A senior official at Japan’s Nuclear Industry and Safety Agency (NISA), Hidehiko Nishiyama, said the detection of plutonium suggests “certain damage to fuel rods” and added that it is “deplorable” that plutonium was found despite various containment functions at the plant, according to Kyodo News.

Meanwhile, TEPCO and NISA announced on Monday that alarming levels of radiation exceeding 1,000 millisieverts per hour were detected Sunday in water collected in a trench outside the No. 2 reactor. They said the contaminated water might have come from the reactor’s core, where fuel rods have partially melted.

Similar highly radioactive water has also been building up in the basement of the reactor’s turbine building, which is connected to the trench. TEPCO is planning to pump out the water, hoping to eventually remove it.
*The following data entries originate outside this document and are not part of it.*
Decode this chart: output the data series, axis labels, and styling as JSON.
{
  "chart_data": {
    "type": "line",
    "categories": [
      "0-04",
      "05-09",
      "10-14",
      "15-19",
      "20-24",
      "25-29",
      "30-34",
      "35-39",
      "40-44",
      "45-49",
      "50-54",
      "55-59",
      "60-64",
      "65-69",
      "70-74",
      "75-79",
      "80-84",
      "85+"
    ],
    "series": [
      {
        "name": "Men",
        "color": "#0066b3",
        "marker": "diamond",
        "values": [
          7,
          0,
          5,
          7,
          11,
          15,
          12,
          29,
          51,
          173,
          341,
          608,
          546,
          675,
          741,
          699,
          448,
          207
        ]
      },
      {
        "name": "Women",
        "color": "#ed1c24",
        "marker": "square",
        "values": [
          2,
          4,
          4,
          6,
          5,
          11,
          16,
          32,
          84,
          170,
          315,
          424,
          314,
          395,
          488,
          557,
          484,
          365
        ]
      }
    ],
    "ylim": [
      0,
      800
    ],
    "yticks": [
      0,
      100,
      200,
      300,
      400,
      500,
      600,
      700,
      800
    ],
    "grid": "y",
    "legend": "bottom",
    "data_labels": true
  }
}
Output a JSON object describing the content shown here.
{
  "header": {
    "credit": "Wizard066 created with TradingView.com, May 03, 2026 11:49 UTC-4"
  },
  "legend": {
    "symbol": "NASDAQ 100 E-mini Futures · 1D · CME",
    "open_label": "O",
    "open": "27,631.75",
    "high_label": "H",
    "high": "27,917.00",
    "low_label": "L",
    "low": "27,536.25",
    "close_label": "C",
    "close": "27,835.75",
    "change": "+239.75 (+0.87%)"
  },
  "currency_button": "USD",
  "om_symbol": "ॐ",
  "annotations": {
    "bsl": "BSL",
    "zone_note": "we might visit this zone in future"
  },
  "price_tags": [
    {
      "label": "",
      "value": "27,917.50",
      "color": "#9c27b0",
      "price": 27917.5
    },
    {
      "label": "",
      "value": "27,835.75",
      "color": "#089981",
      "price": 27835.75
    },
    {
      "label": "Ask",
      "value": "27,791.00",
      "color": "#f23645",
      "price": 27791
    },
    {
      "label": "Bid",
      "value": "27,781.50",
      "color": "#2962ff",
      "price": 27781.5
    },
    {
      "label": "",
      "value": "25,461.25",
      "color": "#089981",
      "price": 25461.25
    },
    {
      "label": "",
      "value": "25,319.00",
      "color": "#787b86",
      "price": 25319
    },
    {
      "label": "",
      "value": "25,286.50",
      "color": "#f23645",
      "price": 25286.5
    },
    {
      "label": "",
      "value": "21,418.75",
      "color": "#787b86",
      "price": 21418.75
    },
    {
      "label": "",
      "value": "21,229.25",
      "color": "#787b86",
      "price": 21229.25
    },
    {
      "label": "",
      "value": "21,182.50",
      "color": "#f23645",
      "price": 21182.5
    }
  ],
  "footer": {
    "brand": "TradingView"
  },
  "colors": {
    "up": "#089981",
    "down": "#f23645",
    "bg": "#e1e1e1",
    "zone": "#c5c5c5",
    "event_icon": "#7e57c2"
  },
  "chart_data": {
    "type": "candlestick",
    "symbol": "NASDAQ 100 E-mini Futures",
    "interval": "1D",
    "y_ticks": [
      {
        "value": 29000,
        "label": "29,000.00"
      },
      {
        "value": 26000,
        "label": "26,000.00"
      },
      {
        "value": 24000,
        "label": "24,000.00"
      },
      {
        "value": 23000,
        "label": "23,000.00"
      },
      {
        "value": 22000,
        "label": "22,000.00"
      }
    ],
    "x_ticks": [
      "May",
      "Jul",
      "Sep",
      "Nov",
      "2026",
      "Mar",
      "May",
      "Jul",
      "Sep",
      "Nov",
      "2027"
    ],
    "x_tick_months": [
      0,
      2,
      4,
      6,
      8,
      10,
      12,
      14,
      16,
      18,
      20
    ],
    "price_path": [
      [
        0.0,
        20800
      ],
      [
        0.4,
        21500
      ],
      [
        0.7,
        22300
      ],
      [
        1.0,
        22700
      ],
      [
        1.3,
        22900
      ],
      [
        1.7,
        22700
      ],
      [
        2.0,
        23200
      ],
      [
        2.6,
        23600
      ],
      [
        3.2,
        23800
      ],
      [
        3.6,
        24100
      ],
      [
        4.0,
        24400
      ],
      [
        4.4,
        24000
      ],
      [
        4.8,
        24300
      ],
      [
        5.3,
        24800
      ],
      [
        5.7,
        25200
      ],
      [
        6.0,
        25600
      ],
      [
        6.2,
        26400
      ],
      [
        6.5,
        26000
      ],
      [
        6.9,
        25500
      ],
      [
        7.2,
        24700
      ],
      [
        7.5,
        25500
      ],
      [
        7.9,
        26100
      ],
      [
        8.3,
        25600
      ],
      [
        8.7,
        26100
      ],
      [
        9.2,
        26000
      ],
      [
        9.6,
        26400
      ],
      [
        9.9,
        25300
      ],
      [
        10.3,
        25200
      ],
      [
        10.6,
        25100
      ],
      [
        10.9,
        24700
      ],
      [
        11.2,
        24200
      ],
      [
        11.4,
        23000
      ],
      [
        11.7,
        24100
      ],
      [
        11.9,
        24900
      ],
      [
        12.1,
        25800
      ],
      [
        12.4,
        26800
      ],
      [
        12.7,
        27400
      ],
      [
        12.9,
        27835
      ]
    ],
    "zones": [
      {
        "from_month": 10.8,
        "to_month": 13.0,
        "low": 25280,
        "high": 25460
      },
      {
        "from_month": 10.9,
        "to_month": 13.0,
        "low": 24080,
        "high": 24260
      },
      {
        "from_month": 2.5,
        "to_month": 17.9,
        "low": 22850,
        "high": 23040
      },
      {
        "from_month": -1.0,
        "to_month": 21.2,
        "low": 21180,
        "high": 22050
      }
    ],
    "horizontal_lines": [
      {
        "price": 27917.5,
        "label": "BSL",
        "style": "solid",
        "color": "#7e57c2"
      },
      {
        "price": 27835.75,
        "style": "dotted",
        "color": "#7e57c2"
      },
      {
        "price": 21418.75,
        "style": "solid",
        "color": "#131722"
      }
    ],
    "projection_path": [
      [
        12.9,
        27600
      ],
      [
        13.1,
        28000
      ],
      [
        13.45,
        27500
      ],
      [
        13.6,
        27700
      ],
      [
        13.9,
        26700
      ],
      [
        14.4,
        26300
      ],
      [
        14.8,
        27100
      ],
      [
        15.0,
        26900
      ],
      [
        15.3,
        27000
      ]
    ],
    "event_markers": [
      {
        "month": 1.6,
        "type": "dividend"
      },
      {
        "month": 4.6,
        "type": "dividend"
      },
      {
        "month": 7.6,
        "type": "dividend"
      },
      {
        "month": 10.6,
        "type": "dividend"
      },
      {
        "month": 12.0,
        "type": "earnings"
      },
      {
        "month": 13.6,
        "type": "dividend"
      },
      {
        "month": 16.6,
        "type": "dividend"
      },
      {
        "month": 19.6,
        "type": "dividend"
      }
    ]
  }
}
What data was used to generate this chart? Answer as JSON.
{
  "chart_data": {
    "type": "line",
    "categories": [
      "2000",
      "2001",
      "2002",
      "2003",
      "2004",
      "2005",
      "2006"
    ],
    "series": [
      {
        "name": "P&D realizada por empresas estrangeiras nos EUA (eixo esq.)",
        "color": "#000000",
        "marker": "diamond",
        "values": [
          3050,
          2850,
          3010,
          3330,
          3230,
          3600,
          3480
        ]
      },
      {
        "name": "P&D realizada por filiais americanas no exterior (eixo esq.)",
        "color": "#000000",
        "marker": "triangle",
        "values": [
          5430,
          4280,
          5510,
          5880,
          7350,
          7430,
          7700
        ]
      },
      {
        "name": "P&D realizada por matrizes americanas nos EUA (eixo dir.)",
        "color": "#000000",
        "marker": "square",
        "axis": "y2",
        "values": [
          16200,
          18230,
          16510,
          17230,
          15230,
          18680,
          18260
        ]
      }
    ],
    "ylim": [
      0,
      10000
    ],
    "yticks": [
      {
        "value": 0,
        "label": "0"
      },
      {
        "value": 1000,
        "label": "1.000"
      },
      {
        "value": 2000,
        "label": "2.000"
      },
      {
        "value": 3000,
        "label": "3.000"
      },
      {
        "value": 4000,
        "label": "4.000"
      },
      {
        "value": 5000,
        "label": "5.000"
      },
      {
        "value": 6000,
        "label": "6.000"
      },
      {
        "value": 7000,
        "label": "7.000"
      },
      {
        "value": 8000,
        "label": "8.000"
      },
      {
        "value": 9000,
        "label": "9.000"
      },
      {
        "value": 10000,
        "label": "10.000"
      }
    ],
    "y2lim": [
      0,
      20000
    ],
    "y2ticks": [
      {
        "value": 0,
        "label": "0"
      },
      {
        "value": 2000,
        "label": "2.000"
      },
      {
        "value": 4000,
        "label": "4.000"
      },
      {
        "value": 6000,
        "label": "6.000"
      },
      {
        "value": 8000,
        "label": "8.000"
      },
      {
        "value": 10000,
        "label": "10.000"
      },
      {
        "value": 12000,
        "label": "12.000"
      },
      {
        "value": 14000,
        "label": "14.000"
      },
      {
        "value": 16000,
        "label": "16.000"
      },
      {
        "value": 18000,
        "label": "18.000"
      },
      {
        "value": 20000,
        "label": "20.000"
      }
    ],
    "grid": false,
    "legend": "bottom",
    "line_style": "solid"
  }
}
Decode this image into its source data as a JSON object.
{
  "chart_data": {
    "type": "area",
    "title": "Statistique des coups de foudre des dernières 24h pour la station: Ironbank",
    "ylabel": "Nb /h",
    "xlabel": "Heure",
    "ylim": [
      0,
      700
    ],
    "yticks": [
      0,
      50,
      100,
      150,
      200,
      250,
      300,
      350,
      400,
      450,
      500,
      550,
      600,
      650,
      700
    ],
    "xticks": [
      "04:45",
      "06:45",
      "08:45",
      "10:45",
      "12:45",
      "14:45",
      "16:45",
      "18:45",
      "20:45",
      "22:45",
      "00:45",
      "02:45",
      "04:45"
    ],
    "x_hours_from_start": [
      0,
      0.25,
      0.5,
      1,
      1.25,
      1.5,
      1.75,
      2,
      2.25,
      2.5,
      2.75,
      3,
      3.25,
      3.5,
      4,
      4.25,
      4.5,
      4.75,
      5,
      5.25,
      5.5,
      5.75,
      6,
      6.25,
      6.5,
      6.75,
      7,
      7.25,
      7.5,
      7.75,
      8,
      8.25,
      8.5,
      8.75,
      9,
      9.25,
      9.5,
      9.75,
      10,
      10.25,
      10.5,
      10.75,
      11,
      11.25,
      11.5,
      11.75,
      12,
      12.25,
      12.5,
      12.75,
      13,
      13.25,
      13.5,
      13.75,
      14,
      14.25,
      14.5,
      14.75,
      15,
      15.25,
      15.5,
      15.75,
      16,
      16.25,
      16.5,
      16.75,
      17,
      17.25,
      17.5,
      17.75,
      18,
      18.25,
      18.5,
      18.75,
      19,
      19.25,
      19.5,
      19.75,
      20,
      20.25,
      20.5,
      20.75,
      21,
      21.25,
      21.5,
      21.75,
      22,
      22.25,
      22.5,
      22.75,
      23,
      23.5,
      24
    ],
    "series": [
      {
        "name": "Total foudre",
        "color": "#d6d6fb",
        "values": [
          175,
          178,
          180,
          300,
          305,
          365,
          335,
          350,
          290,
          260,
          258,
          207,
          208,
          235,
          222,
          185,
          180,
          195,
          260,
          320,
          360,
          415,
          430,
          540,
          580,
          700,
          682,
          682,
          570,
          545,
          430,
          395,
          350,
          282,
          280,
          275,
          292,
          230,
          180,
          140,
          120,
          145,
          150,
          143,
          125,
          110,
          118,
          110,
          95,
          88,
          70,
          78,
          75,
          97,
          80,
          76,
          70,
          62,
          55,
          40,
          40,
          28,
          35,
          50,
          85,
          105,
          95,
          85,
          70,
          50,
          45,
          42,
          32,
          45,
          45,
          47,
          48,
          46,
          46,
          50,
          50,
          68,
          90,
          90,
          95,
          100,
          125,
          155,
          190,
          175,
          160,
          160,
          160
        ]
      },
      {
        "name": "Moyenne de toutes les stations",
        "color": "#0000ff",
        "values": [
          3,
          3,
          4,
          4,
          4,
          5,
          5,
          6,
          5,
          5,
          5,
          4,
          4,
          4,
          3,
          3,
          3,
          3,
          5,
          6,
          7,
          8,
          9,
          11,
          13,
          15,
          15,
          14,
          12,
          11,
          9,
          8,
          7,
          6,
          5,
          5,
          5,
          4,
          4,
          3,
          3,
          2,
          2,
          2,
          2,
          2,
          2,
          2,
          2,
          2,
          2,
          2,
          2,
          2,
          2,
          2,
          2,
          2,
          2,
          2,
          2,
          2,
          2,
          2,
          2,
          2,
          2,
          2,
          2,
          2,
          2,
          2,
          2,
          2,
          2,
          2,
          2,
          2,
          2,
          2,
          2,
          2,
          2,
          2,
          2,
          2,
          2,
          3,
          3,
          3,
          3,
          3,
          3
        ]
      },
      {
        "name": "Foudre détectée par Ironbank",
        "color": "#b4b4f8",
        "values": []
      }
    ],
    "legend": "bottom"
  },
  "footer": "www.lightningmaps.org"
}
“The crisis at the Fukushima Daiichi plant has still not been overcome and it will take some time to stabilize the reactors,” International Atomic Energy Agency Director General Yukiya Amano said at a press conference in Vienna on Monday.

“It is vitally important that we learn the right lessons from what happened on March 11 and afterwards, in order to strengthen nuclear safety throughout the world,” said Amano, who visited Japan briefly a week after the earthquake. “I would therefore like to propose that a high-level IAEA conference on nuclear safety should take place here in Vienna before the summer.”

Earlier, on March 24, three workers who were laying cable on the first floor and in the basement of the No. 3 reactor’s turbine building, were exposed to more than 170 millisieverts of radiation. Two workers, whose leg skin was contaminated, were immediately sent to the hospital, and the third joined later. TEPCO said all three left hospital Monday.

According to the latest Kyodo News survey released on Sunday, 58.2 percent of respondents disapprove of the government’s handling of the nuclear crisis at the Fukushima Daiichi plant, while on the other hand, 57.9 percent said they approve of the government’s victim support in hard-hit areas in northeastern Japan.

As of 9 p.m. Monday, more than 28,000 people were either missing or dead. The National Police Agency confirmed that 11,004 have died, while 17,339 are still missing.